Watch the video that tells the story of the Hallett Cove R-12 School Student Teams.
Students, teachers and families usually have different perspectives regarding the purpose and vision for their school.
Over the years, we worked with families, staff and students at dozens of schools, to identify their aspirations and agree the purpose and vision for their school. This builds a shared direction, ownership and commitment to the school. It also provides a point of reference to inform planning and decision-making into the future.
The process usually involves working with each group to identify and prioritise their views on the elements that comprise purpose and desired vision for the school.
Every school is unique. Consequently, the stated purpose and vision tend to be unique to each school. There are common themes too.
Common themes
A review of data from several Australian schools, with whom we have worked, reveals the following common themes: identified by families, students and staff. (These schools represented a mix of primary and secondary schools across four states and territories.)
A place of pride
Choice of subjects
Clean
Curriculum
Engaged students
Focus on the ‘whole child’
Friends
Fun
Good academic results
Great resources
Great teachers
Passion for learning
Pedagogy
Positive school spirit
Respectful and supportive
Safe and happy
Students future ready
Students learn how to learn
Technology
The majority of schools referred to each of these themes. The wording, expression or nuance may have varied from school to school, but in essence these themes were common.
Different Perspectives
Of particular interest is the degree to which each stakeholder group raises these themes. Some themes, such as Safe and happy, Respectful and supportive and Students future ready are referred to by all three stakeholder groups in roughly equal measure. Other items tend to be raised by only one group. Typically only students identify Fun and Friends as being important elements of their schooling. Similarly, only teachers tend to raise Curriculum and Pedagogy. Other themes are raised by two of the three groups. Students and parents want Great teachers, though the teachers tended not to mention this. Staff and parents want Engaged students, while students tend not to identify this.
The figure below illustrates these different perspectives. Each item is represented by a bubble, the size of which indicates the frequency with which the item is raised; the bigger the bubble the more commonly it is mentioned. The closer the bubble is to one of the three corners (Students, Staff or Parents), the stronger that stakeholder expression of that item. For example, that only students mention Fun is indicated by it being tight in the Students’ corner. Alternatively, Respectful and supportive sits in the centre of the triangle, indicating it was identified by students, staff and parents in equal proportion.
Key messages
We believe these finding illustrate two important points.
Firstly, they highlight the importance of taking the time to find out the perspectives of each stakeholder group, directly from that stakeholder group. Attempts to second-guess the perspective of another group are very likely to completely miss entire themes held dear to that group. Involving each stakeholder group in the development of a shared direction or System Map is a great way to start.

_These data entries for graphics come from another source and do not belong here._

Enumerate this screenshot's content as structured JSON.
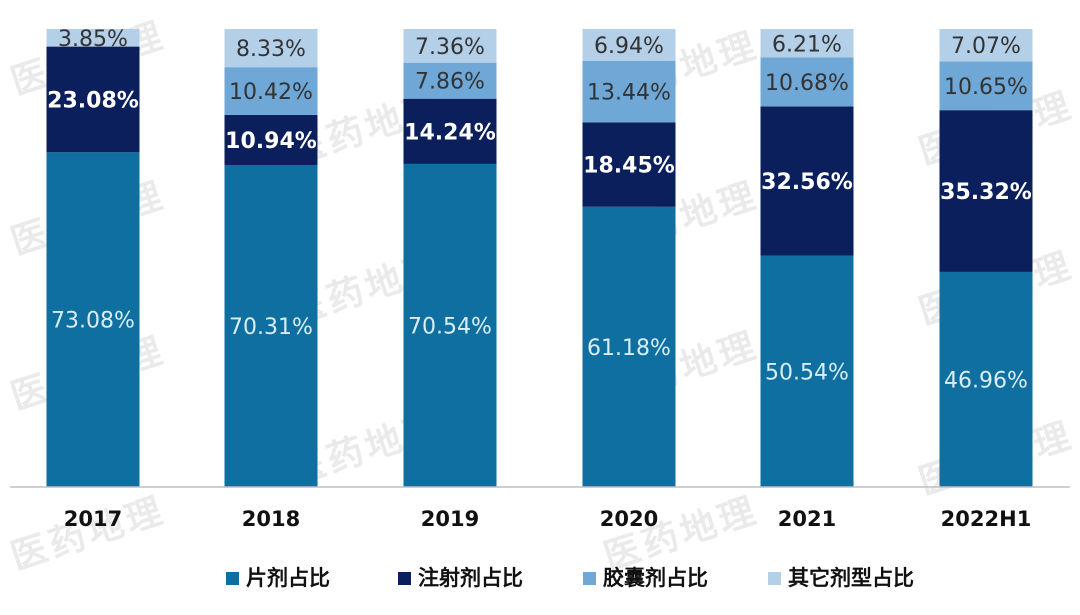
{
  "chart_data": {
    "type": "bar",
    "stacked": true,
    "percent_stacked": true,
    "categories": [
      "2017",
      "2018",
      "2019",
      "2020",
      "2021",
      "2022H1"
    ],
    "series": [
      {
        "name": "片剂占比",
        "color": "#0e6fa0",
        "values": [
          73.08,
          70.31,
          70.54,
          61.18,
          50.54,
          46.96
        ],
        "labels": [
          "73.08%",
          "70.31%",
          "70.54%",
          "61.18%",
          "50.54%",
          "46.96%"
        ],
        "label_color": "#d9eef8",
        "label_bold": false
      },
      {
        "name": "注射剂占比",
        "color": "#0a1f5c",
        "values": [
          23.08,
          10.94,
          14.24,
          18.45,
          32.56,
          35.32
        ],
        "labels": [
          "23.08%",
          "10.94%",
          "14.24%",
          "18.45%",
          "32.56%",
          "35.32%"
        ],
        "label_color": "#ffffff",
        "label_bold": true
      },
      {
        "name": "胶囊剂占比",
        "color": "#6fa7d7",
        "values": [
          0,
          10.42,
          7.86,
          13.44,
          10.68,
          10.65
        ],
        "labels": [
          "",
          "10.42%",
          "7.86%",
          "13.44%",
          "10.68%",
          "10.65%"
        ],
        "label_color": "#333333",
        "label_bold": false
      },
      {
        "name": "其它剂型占比",
        "color": "#b4cfe8",
        "values": [
          3.85,
          8.33,
          7.36,
          6.94,
          6.21,
          7.07
        ],
        "labels": [
          "3.85%",
          "8.33%",
          "7.36%",
          "6.94%",
          "6.21%",
          "7.07%"
        ],
        "label_color": "#333333",
        "label_bold": false
      }
    ],
    "ylim": [
      0,
      100
    ],
    "grid": false,
    "legend_position": "bottom"
  },
  "watermark": {
    "text": "医药地理"
  }
}
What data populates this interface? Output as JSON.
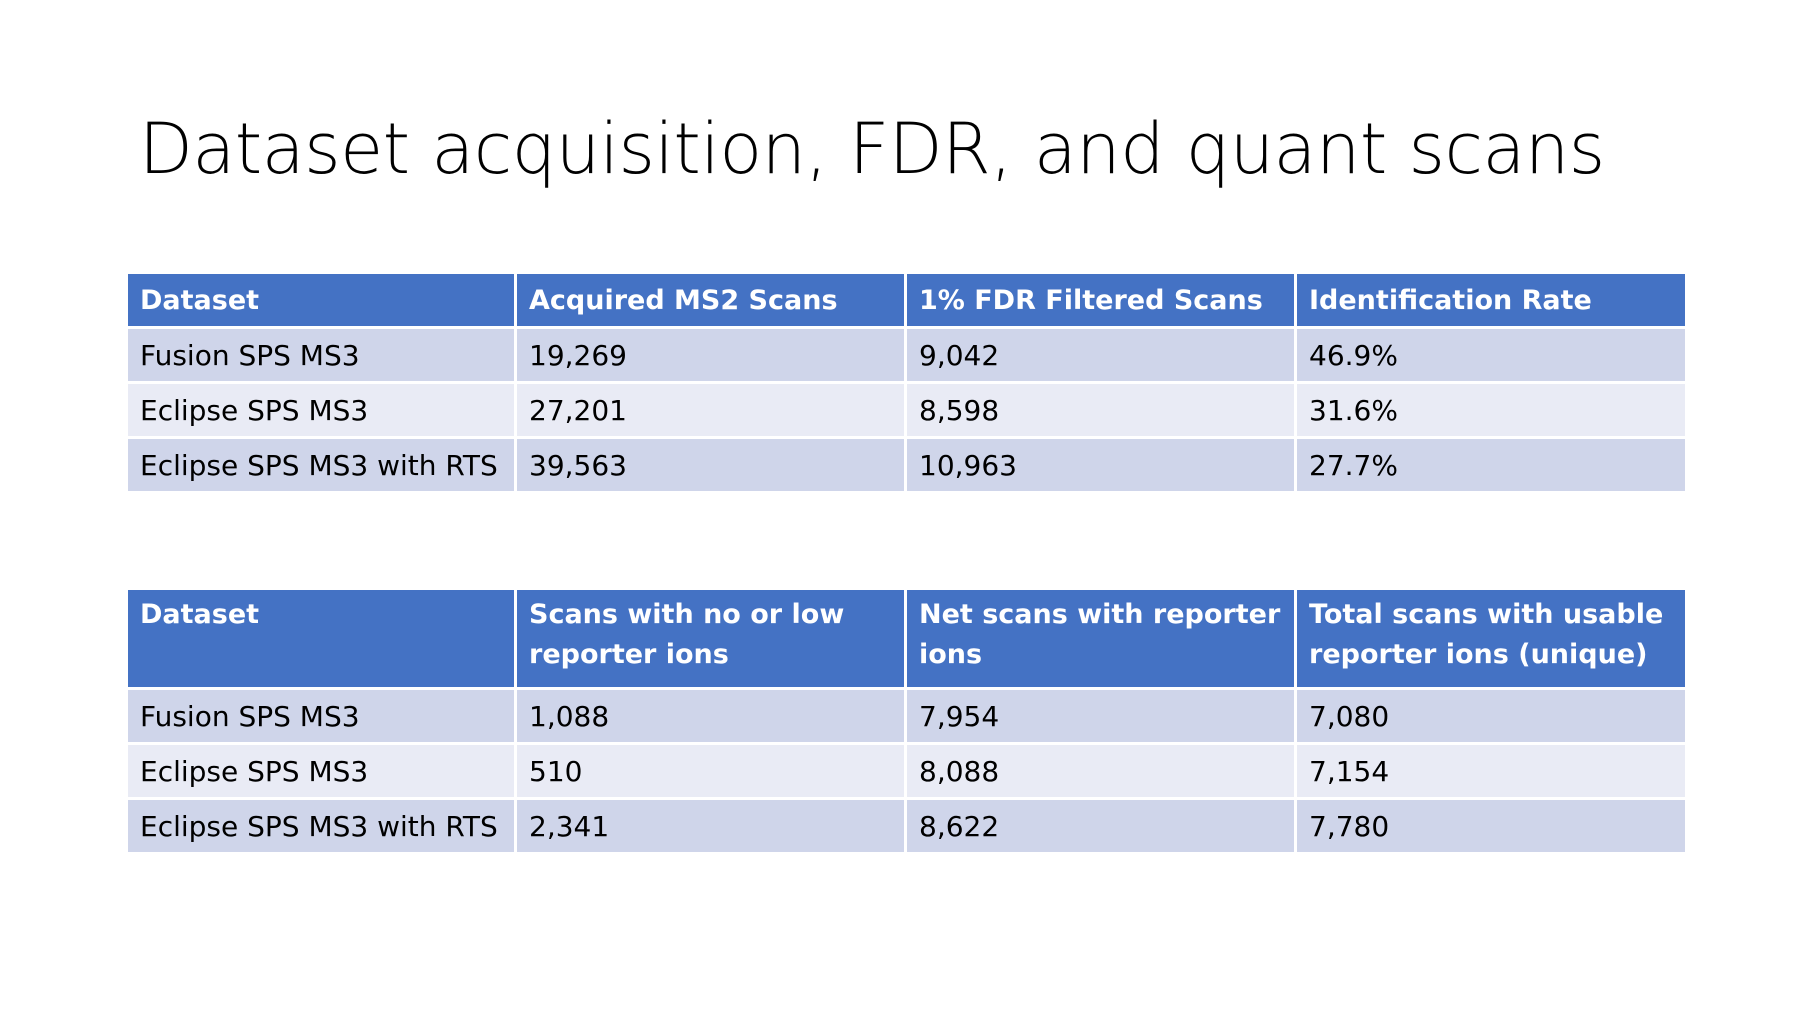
{
  "slide": {
    "title": "Dataset acquisition, FDR, and quant scans"
  },
  "table1": {
    "headers": [
      "Dataset",
      "Acquired MS2 Scans",
      "1% FDR Filtered Scans",
      "Identification Rate"
    ],
    "rows": [
      [
        "Fusion SPS MS3",
        "19,269",
        "9,042",
        "46.9%"
      ],
      [
        "Eclipse SPS MS3",
        "27,201",
        "8,598",
        "31.6%"
      ],
      [
        "Eclipse SPS MS3 with RTS",
        "39,563",
        "10,963",
        "27.7%"
      ]
    ]
  },
  "table2": {
    "headers": [
      "Dataset",
      "Scans with no or low reporter ions",
      "Net scans with reporter ions",
      "Total scans with usable reporter ions (unique)"
    ],
    "rows": [
      [
        "Fusion SPS MS3",
        "1,088",
        "7,954",
        "7,080"
      ],
      [
        "Eclipse SPS MS3",
        "510",
        "8,088",
        "7,154"
      ],
      [
        "Eclipse SPS MS3 with RTS",
        "2,341",
        "8,622",
        "7,780"
      ]
    ]
  },
  "colors": {
    "header_bg": "#4472c4",
    "row_odd_bg": "#cfd5ea",
    "row_even_bg": "#e9ebf5"
  }
}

Secondly, there are many points of commonality among these stakeholders, which provide the basis for agreement. Each group mentioned most themes, at least to some degree. This commonality provides a starting point for generating and documenting a shared perspective that is agreeable to all stakeholder groups. Furthermore, once the unique perspectives of individual groups are identified these can be discussed and are frequently incorporated into the new shared perspective.
Discussion
What are the common views among your stakeholders? What are the differences? How do you know? How do you manage the difference?